July 26th, 2011
Coronary and Cerebrovascular Disease May Differ in Their Heritability
Although coronary and cerebrovascular disease usually receive equal weight when family history is assessed as a risk factor, a new study suggests that family history may play a more important role in MI and ACS than in stroke or TIA.
In an article published in Circulation: Cardiovascular Genetics, Amitava Banerjee and colleagues report the results of a population-based study in which they assessed the relative heritability of cerebral and coronary events in 906 patients with ACS and 1015 patients with cerebrovascular disease. For the ACS patients, parental MI was strongly associated with MI in one or more siblings:
- 1 parent with MI: odds ratio, 1.48; 95% CI, 1.04-2.10; P=0.03
- 2 parents with MI: OR, 5.97; 95% CI, 3.23-11.03; P<0.0001
For the stroke and TIA patients, the association of parental stroke with sibling stroke did not achieve statistical significance:
- 1 parent with stroke: OR, 0.88; 95% CI, 0.50-1.56; P=0.67
- 2 parents with stroke: OR, 1.19; 95% CI, 0.27-5.29; P=0.81
In all, 142 ACS cases (15.7%) occurred in families in which 2 or more first-degree relatives were also affected. By contrast, only 56 (5.1%) of patients with TIA or stroke occurred in families in which 2 or more first-degree relatives were also affected.

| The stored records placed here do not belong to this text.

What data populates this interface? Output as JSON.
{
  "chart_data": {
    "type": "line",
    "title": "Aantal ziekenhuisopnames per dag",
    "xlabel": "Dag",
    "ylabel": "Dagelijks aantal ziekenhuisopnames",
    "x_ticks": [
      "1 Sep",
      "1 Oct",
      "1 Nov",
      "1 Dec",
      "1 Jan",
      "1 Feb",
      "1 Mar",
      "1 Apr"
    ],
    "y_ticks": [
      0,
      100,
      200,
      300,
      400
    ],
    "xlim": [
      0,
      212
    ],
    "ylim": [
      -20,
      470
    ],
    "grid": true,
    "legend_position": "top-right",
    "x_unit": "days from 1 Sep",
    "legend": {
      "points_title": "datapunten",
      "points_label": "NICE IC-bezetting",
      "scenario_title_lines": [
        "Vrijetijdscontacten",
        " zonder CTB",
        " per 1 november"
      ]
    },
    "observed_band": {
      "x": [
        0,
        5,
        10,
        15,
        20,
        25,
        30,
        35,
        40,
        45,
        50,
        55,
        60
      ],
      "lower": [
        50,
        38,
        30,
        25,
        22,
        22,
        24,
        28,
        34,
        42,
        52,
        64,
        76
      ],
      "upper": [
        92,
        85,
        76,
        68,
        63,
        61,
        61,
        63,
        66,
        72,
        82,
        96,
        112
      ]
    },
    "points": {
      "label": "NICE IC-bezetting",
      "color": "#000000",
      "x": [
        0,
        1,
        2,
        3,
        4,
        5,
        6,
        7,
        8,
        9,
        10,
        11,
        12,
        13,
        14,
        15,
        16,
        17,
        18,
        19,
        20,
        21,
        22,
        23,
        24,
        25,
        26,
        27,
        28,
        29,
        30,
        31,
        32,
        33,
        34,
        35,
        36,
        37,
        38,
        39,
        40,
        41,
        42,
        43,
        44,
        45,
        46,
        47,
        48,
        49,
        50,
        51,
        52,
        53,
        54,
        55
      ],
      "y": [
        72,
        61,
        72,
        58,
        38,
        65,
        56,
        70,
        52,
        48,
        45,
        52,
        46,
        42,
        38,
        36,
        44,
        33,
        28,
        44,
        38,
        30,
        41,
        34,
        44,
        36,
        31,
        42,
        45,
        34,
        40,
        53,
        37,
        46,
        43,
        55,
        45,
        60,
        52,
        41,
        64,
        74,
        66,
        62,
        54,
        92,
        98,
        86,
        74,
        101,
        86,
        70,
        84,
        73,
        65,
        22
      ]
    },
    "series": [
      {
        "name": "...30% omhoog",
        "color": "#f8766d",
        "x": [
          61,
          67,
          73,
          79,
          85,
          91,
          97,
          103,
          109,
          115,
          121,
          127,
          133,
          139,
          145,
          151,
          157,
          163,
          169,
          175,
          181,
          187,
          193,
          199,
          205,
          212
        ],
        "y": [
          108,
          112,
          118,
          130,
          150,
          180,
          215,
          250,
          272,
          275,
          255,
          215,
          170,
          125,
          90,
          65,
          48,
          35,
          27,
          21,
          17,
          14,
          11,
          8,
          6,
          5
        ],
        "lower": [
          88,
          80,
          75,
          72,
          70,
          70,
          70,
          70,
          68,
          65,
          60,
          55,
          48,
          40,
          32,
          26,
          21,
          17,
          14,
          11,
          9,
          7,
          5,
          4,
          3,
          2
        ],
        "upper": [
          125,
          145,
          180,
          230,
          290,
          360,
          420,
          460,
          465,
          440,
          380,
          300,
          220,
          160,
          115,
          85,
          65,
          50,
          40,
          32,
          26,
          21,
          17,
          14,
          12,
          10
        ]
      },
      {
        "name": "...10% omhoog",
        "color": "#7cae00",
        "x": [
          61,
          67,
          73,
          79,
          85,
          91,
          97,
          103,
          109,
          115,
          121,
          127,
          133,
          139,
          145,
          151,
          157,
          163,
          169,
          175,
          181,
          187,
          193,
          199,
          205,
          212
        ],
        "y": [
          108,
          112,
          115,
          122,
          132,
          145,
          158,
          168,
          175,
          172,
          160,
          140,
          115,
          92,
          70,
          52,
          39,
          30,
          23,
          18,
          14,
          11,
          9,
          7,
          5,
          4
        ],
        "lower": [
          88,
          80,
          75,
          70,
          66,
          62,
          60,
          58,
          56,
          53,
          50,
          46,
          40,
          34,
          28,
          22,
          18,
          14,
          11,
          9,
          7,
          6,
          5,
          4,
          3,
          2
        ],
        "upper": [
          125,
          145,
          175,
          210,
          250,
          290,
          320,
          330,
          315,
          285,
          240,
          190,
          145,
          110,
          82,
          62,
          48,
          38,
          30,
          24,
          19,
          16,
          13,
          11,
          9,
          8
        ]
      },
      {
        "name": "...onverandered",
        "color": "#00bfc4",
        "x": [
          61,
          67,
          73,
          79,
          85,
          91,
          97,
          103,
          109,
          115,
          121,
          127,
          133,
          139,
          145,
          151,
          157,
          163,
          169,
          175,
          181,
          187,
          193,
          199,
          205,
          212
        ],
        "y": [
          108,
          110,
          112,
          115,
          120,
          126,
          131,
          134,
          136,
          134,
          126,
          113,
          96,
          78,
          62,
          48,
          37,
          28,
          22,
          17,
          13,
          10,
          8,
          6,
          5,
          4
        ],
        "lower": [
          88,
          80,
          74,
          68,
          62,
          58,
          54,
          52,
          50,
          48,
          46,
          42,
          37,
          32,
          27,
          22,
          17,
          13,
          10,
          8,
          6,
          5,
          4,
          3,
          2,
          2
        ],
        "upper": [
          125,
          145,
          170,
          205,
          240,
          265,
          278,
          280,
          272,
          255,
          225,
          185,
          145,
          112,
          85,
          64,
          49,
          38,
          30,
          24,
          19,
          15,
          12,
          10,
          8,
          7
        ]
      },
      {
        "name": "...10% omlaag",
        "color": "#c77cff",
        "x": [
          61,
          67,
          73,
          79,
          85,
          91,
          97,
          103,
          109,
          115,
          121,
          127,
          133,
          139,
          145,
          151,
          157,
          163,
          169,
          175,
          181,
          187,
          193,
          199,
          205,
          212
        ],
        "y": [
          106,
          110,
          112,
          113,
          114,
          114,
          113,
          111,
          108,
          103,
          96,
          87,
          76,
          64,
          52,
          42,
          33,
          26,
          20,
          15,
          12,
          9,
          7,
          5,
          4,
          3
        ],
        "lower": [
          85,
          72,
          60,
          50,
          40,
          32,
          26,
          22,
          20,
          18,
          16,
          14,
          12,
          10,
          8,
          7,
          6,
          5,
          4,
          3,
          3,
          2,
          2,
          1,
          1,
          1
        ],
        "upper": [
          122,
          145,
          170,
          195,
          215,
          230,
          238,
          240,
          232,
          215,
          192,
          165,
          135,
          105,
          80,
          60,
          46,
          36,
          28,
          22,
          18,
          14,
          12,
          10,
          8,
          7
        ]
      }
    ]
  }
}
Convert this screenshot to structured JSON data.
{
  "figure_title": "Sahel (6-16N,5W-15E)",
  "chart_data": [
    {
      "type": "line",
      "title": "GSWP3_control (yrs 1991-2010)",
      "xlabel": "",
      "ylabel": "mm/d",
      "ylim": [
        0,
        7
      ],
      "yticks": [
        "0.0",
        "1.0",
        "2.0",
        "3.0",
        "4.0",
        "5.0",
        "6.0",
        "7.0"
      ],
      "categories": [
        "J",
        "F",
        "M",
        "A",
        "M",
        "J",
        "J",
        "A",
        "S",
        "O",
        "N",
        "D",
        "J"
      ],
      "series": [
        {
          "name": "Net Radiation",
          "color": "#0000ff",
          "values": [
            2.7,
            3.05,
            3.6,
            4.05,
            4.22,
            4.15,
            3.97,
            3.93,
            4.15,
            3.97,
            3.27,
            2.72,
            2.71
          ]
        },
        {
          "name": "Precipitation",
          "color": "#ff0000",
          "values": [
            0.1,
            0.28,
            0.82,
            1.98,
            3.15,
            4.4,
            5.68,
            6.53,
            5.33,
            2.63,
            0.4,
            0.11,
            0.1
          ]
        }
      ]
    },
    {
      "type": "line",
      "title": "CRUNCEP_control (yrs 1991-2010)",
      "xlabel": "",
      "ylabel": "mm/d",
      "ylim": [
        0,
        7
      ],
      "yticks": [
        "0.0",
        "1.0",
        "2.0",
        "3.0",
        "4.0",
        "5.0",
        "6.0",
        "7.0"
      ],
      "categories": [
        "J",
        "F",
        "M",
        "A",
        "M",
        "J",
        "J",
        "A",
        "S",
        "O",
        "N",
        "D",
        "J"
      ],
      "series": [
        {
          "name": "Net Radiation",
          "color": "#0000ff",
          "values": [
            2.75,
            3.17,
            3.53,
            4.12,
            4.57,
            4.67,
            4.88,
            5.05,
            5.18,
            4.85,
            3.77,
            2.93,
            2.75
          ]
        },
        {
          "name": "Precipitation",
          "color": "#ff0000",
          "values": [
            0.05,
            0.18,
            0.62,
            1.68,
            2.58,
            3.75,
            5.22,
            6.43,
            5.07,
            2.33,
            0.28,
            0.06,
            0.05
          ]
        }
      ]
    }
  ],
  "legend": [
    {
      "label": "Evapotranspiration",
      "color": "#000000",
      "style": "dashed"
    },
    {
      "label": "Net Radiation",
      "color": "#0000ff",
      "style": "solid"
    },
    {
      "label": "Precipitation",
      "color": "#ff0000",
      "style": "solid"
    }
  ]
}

In an AHA press release, senior author Peter Rothwell said that “the way physicians predict the odds of a healthy person suffering a heart attack or stroke needs refining. Currently, most risk models lump a patient’s family history of stroke and heart attack together. We probably should model family history of stroke and heart attack separately in the future.”